There certainly are some improvements in this plan but it really reminds me of the whole healthcare situation.  It's been watered down immensely from what was originally promised as it is nowhere near a revolutionary cut.  Instead, it does offer some quality cuts for folks making less than about $80,000 a year.  But on the whole, our tax code will continue to be overly complicated and chock full of loopholes and nuances designed to pick some winners and losers while funneling far too much money through Washington D.C.  Here is a smattering of some of the bad news from quality publications. 

From the Wall Street Journal:
The dispiriting news is on the individual side. The House would double the standard deduction to $12,000 for individuals and $24,000 for married couples. This would improve simplicity for millions, and it compensates for the bill’s elimination of the personal exemption. But nearly half of American filers already owe no income taxes, and the larger deduction would make the federal fisc even more dependent on a smaller pool of taxpayers. 
This is far better than the House bill’s new “family credit,” which increases the child credit to $1,600 from $1,000 in a forlorn attempt to appease the income redistributionists of the right like Senators Mike Lee and Marco Rubio. The credit would also offer an additional $300 for each parent and another $300 for each “non-child dependent.” The credits would phase out for married couples at $230,000 of income. Does anyone think a mid-level manager at J.P. Morgan deserves a subsidy to raise children? 
The House also gradually makes more of the $1,600 credit refundable. In other words, this will be a check in the mail for those who owe nothing in taxes, which discourages work. The family credits cost $640 billion over 10 years in lost revenue with zero growth payoff. To make up the difference, the House keeps the top personal rate at 39.6%, on top of the 3.8% ObamaCare surcharge that Republicans failed to repeal. This would become the fourth tax bracket and kick in at $1 million for couples—half that for individuals—with 12%, 25% and 35% brackets below. 
This top rate is a surrender to Democratic class warriors, though Republicans also fear that President Trump would sandbag them. No Members want to vote for a lower top rate and then have Mr. Trump tweet that they’re “mean,” as he did on health care. This is where presidential flightiness and lack of principle have a policy cost. Ideological surrender also gets Republicans nothing politically as Democrats are still attacking the House plan as a sop to the rich....  
The overall impact of the individual tax changes is little reform but more income redistribution. The long-term damage to the tax-cutting cause will also be considerable. Adding credits and deductions for individuals makes rate-cutting that much harder since the affluent pay the vast bulk of all income taxes. The divorce of “pass through” and personal income rates will also make it even harder to reduce individual tax rates below 39.6%—ever.
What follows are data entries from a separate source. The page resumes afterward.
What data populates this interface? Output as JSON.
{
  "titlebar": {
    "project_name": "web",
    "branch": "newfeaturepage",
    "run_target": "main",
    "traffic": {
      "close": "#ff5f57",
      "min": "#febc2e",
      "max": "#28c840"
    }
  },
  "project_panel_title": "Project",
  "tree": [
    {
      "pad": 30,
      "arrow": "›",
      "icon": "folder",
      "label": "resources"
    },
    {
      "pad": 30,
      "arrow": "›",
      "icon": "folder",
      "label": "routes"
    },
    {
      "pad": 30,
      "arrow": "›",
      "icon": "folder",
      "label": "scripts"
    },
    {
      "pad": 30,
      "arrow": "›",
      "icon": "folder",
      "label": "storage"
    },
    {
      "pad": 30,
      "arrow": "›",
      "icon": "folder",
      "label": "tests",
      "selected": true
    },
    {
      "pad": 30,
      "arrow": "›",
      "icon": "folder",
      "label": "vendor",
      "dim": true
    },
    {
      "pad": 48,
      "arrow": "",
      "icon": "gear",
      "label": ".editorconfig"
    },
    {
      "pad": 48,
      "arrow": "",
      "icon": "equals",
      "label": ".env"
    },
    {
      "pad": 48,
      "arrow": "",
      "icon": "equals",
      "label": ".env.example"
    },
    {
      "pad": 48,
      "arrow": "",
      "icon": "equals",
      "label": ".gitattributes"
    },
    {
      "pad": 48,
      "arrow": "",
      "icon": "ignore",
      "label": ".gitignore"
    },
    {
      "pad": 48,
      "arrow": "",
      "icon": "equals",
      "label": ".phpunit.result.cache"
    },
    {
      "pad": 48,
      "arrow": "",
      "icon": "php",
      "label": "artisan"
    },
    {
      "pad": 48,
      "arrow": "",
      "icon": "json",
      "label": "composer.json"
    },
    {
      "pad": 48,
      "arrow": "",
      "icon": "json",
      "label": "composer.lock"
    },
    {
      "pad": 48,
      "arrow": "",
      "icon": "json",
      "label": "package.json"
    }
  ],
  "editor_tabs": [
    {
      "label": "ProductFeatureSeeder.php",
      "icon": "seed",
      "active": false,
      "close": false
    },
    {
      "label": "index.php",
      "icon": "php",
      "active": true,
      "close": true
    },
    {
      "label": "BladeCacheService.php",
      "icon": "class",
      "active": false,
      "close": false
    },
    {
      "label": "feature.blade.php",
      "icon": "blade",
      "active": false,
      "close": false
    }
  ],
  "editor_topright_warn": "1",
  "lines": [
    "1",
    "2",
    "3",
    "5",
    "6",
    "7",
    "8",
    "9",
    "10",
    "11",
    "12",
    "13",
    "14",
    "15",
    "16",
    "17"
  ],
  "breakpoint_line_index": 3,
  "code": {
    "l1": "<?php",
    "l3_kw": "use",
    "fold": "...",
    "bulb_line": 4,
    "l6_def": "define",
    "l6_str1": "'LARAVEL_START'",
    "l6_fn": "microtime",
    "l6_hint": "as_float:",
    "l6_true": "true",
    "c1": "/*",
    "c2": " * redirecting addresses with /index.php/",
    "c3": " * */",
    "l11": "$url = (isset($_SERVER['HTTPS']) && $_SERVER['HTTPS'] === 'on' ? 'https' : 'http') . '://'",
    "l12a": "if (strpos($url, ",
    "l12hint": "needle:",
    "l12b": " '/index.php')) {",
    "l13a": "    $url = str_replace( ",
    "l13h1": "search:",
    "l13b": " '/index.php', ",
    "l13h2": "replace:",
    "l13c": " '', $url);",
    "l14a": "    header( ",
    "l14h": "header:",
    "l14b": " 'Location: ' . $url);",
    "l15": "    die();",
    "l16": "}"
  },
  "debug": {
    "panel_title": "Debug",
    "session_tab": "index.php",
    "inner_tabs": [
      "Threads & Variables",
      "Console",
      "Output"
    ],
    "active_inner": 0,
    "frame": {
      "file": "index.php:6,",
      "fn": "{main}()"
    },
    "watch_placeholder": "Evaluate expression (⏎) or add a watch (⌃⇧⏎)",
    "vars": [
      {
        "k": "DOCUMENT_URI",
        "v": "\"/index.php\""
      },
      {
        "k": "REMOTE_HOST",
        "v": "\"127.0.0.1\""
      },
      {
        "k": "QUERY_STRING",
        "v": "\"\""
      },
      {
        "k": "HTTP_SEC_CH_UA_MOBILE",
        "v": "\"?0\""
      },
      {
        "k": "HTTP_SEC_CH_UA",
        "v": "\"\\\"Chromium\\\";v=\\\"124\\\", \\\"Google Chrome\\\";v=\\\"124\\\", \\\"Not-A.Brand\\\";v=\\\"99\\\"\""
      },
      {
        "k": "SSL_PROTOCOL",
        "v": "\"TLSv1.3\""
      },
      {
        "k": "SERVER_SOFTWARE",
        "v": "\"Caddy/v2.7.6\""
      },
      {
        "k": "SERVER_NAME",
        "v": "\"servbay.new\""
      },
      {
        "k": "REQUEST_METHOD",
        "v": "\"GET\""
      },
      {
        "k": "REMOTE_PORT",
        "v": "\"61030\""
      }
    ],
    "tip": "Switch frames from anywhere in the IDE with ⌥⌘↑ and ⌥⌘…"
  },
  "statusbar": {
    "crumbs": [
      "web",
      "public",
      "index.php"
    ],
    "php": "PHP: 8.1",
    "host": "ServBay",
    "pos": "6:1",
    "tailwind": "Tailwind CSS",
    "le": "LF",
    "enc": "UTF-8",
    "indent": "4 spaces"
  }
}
From Rand Paul via LifeZette
"For the individuals, it's not as good as I would like. I would like to see every individual up and down get a lower rate, and particularly on the top part of the spectrum because the top part of the spectrum pays most of the taxes," Paul continued. 
But the Democrats have been particularly effective in pushing the narrative that tax breaks for the wealthiest Americans disadvantage poorer Americans, and many Republicans have found themselves convinced by portions of these emotional arguments, Paul suggested. 
"We have to understand that the owners of our businesses — the people we work for — are richer than us. They pay more taxes," Paul said. "But if you lower their taxes, they will either buy stuff or hire more people. If you raise their taxes, it goes into the nonproductive economy, which is Washington, D.C., and it will be squandered." 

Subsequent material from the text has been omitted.